Several governments are experimenting with utilizing AI-driven computers to make judgments, replacing people with so-called “robot judges” (although no robot is involved).
The major arguments in favor of AI-driven adjudication center on two ostensible benefits: increased efficiency and the potential for eliminating human bias, inaccuracy. The latter refers to unwelcome variation in judgments that may be impacted by things such as a judge’s level of fatigue or the performance of their sports team the night before.
However, there are compelling reasons to remain wary. For example, instead of reducing prejudice and discrimination, there are fears that AI-driven algorithms — which utilize sheer processing power on human data to detect patterns, categorize, and generalize — would reproduce and reinforce those that currently exist. This has been shown in certain investigations.
The most typical objections to AI-driven adjudication concern outcomes. However, John Tasioulas, head of Oxford University’s Institute for Ethics in AI, believes in a draft research article that greater attention should be paid to the process by which judgments are reached.
Tasioulas cites a passage from Plato’s The Laws in which Plato distinguishes between a “free doctor” — one who is educated and can explain the treatment to his patient — and a “slave doctor,” who cannot explain what he is doing and instead works by trial and error. Even if both physicians cure their patients, Plato contends that the free doctor’s method is preferable since he is able to keep the patient cooperative and instruct as he goes. As a result, the patient is not just a subject, but also an active participant. Tasioulas, like Plato, uses this example to demonstrate why process matters in law. We may conceive of the slave doctor as an algorithm, dispensing treatment based on something close to machine learning, but the way the free doctor treats his patients has intrinsic worth. Only the process through which a human judge makes a final decision may supply three key inherent qualities.

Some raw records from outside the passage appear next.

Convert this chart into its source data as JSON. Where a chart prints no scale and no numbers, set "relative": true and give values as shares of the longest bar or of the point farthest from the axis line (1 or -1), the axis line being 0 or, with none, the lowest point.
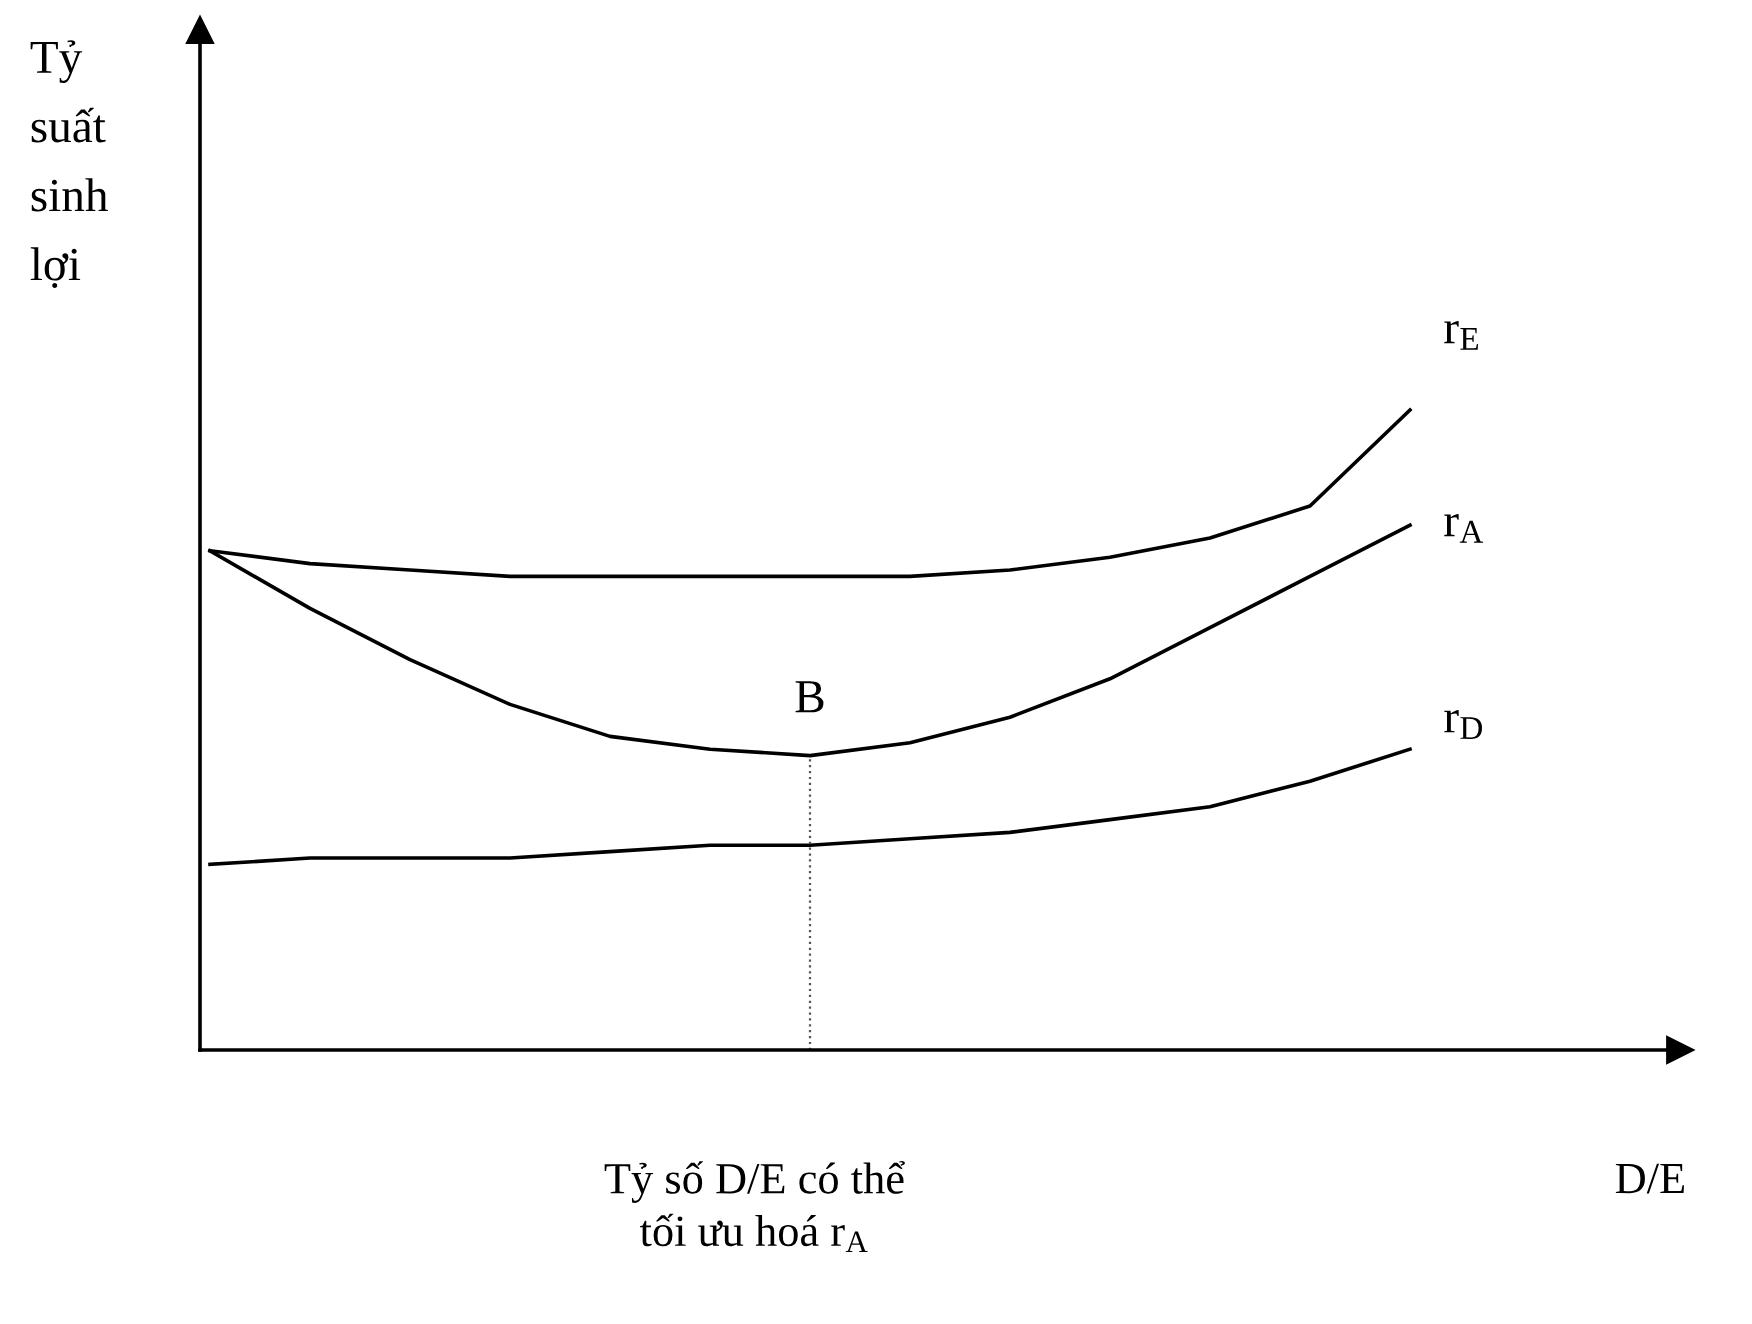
{
  "chart_data": {
    "type": "line",
    "relative": true,
    "xlabel": "D/E",
    "ylabel": "Tỷ\nsuất\nsinh\nlợi",
    "categories": [
      null,
      null,
      null,
      null,
      null,
      null,
      null,
      null,
      null,
      null,
      null,
      null,
      null
    ],
    "series": [
      {
        "name": "r$_{E}$",
        "color": "#000000",
        "values": [
          0.78,
          0.76,
          0.75,
          0.74,
          0.74,
          0.74,
          0.74,
          0.74,
          0.75,
          0.77,
          0.8,
          0.85,
          1.0
        ]
      },
      {
        "name": "r$_{A}$",
        "color": "#000000",
        "values": [
          0.78,
          0.69,
          0.61,
          0.54,
          0.49,
          0.47,
          0.46,
          0.48,
          0.52,
          0.58,
          0.66,
          0.74,
          0.82
        ]
      },
      {
        "name": "r$_{D}$",
        "color": "#000000",
        "values": [
          0.29,
          0.3,
          0.3,
          0.3,
          0.31,
          0.32,
          0.32,
          0.33,
          0.34,
          0.36,
          0.38,
          0.42,
          0.47
        ]
      }
    ],
    "annotations": [
      "B",
      "Tỷ số D/E có thể\ntối ưu hoá r$_{A}$"
    ],
    "grid": false,
    "legend": false,
    "marker": "none",
    "line_style": "solid"
  }
}
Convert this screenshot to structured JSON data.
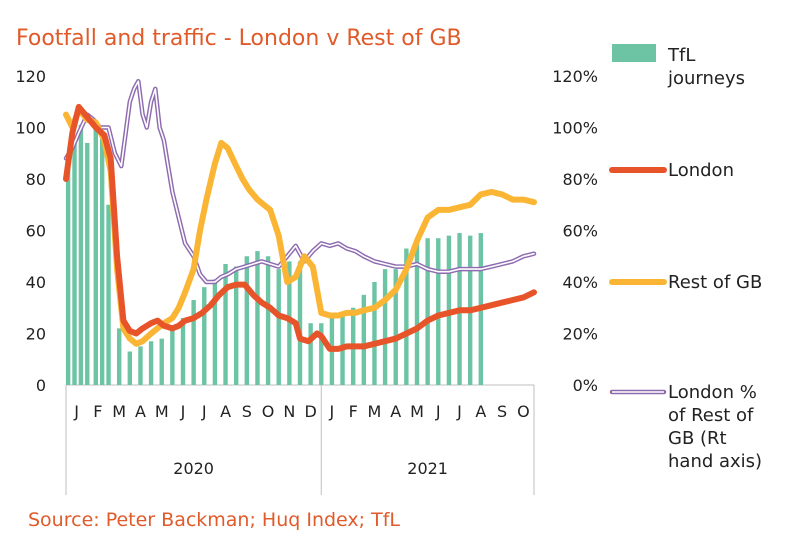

The first is comprehensibility. Tasioulas contends that, even if an AI-driven algorithm could be programmed to provide some kind of explanation for its decision, this could only be an ex post rationalisation rather than a genuine justification, because the decision is not reached through the kind of thought processes that humans use.
The second concept is accountability. An algorithm cannot be held responsible for its judgments because it lacks rational autonomy. “As a rational autonomous agent with the ability to make judgments… I can be held responsible for my actions in a manner that a computer cannot,” Tasioulas says.
The third concept is reciprocity, which has importance in the discourse between two rational actors, the plaintiff and the judge, since it fosters a feeling of community and solidarity.
The absence of these three aspects results in a dehumanizing aspect of algorithmic justice. Other concerns include the degree to which adopting AI-driven adjudication will shift legal power from public authorities to the private businesses that develop the algorithms.
While there are many solid reasons against AI-assisted justice, there is also a pressing moral imperative to make the legal process more accessible. This is something that automation can assist with. According to the OECD, fewer than half of the world’s population is legally protected; Brazil has a backlog of 100 million court cases, while India has a backlog of 30 million.
It’s a gap on a massive magnitude. Many of us are attempting to eliminate evident injustice rather than achieving metaphysical, perfect justice. We must not allow the perfect be the enemy of the good, as the adage says. Access to a flawed legal system is, most likely, preferable than none at all.